Computers in Education | 2019
Christoph Pimmer; Florian Brühlmann; Titilayo Dorothy Odetola; Deborah Olusola Oluwasola; Oluwafemi Dipeolu; Ademola J. Ajuwon
Abstract Although Mobile Instant Messaging (MIM) is a massive communication phenomenon and its educational use can be seen as a genuine form of mobile learning, it has been studied to a limited extent to date. The present study examined the use of MIM to engage young professionals in mobile learning communities during their school-to-work transition. This transition is one of the most central but also challenging developmental phases marked by the experience of knowledge gaps and a lack of belonging. To assess knowledge and socio-professional learning effects associated with the use of MIM, this study adopted a quasi-experimental, survey-based approach with an intervention and control condition (n = 114) in the setting of an international research project. In the intervention condition, newly graduated nurses from Nigeria participated in WhatsApp groups in which moderators shared knowledge and stimulated professional discussions over a period of 6 months. Data were collected via online surveys and knowledge tests. The findings show that participants in the moderated WhatsApp groups had significantly higher knowledge and exhibited fewer feelings of professional isolation compared with the control group, which was not subject of any treatment. The effects were even more pronounced when controlling for active contributions (writing vs reading messages), which also amounted to significantly higher levels of professional identification. In addition, across intervention and control groups, the self-reported general active use of WhatsApp (outside of the intervention) was positively associated with the measures of professional social capital maintained with school connections, professional identity, (lower) professional isolation, job satisfaction, and the perceived transfer of school knowledge to work practice. Whereas knowledge and socio-professional effects can be triggered through moderated WhatsApp interventions yet the general (and thus informal) use of WhatsApp is associated with socio-professional connectedness. The findings are of particular relevance in the developing context under investigation, which is marked by a lack of alternative support structures.
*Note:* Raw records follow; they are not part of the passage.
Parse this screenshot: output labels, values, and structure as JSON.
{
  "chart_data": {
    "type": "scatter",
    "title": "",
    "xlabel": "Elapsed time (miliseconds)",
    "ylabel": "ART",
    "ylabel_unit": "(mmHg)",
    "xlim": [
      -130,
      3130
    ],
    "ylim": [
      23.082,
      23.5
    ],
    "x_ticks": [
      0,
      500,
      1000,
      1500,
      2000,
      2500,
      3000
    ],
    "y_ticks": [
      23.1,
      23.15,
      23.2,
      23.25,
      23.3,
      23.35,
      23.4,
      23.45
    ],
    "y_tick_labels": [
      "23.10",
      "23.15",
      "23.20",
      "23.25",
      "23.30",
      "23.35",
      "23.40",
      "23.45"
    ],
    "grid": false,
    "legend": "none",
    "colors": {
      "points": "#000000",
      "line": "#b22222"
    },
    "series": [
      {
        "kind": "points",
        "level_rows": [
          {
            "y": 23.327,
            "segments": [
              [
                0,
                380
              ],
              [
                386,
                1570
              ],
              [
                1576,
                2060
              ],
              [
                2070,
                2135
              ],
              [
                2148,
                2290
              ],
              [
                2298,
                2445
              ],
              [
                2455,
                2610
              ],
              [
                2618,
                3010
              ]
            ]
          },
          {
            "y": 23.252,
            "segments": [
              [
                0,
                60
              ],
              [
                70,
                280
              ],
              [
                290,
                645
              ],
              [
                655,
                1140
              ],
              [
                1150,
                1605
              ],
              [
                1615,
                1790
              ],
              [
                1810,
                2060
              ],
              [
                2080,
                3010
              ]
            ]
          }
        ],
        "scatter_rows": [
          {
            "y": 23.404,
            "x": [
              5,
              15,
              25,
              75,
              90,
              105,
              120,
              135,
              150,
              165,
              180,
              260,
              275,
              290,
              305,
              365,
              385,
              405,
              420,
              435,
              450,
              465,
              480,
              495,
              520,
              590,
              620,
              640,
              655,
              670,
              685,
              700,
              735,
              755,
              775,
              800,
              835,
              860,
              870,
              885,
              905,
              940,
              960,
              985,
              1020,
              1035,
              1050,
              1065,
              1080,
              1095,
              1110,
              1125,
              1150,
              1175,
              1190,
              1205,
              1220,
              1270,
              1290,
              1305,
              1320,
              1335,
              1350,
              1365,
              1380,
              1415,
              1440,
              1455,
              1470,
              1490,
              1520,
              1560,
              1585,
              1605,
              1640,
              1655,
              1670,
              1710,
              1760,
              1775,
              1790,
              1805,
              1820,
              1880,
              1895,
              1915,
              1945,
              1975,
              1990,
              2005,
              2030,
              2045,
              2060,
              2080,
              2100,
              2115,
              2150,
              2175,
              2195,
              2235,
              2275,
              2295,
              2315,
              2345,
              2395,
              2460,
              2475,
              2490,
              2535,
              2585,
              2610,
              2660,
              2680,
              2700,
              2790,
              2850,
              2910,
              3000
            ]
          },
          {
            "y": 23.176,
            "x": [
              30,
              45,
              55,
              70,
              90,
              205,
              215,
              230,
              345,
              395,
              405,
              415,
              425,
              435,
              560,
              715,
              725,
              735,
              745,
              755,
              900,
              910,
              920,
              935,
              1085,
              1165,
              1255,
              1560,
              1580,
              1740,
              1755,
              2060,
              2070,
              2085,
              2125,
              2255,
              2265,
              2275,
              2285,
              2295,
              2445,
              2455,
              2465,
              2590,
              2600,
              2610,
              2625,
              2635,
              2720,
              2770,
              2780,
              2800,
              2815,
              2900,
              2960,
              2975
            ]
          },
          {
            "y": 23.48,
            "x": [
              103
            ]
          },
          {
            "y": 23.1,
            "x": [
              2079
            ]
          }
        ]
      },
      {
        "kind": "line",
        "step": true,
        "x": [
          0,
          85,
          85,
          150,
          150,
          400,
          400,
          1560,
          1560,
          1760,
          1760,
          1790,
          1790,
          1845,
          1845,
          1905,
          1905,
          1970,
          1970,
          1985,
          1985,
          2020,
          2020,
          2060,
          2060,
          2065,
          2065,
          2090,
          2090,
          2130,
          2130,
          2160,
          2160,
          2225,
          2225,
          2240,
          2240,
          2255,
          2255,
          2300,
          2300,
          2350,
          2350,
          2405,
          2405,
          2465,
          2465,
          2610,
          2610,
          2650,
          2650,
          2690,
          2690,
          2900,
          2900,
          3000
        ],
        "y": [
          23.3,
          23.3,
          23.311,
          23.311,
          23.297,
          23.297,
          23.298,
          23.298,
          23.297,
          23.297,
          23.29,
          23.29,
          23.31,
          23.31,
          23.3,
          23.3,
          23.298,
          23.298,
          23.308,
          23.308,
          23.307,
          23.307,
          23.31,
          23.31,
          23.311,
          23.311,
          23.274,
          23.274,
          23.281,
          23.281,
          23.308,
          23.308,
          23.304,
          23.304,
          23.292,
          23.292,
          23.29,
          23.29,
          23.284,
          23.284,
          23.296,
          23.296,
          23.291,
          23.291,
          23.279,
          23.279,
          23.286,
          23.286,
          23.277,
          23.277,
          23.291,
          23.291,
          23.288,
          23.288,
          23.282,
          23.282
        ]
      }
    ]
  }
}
Technology, Pedagogy and Education | 2017
Christoph Pimmer; Jennifer Chipps; Petra Brysiewicz; Fiona Walters; Sebastian Linxen; Urs Gröhbiel
Abstract This study analyses the use of a group space on the social networking site Facebook as a way to facilitate research supervision for teams of learners. Borrowing Lee’s framework for research supervision, the goal was to understand how supervision and learning was achieved in, and shaped by, the properties of a social networking space. For this purpose, the discourse between supervisor and learners was analysed along with the structural properties afforded by the space. Using the empirical findings and further literature, a conceptual framework was developed that illustrates the ways in which functional supervision, enculturation, emancipation, critical thinking and relationship development are achieved and formed by the interplay of the technological, functional, multimodal and the wider sociocultural, political and sociolinguistic structures associated with social media space.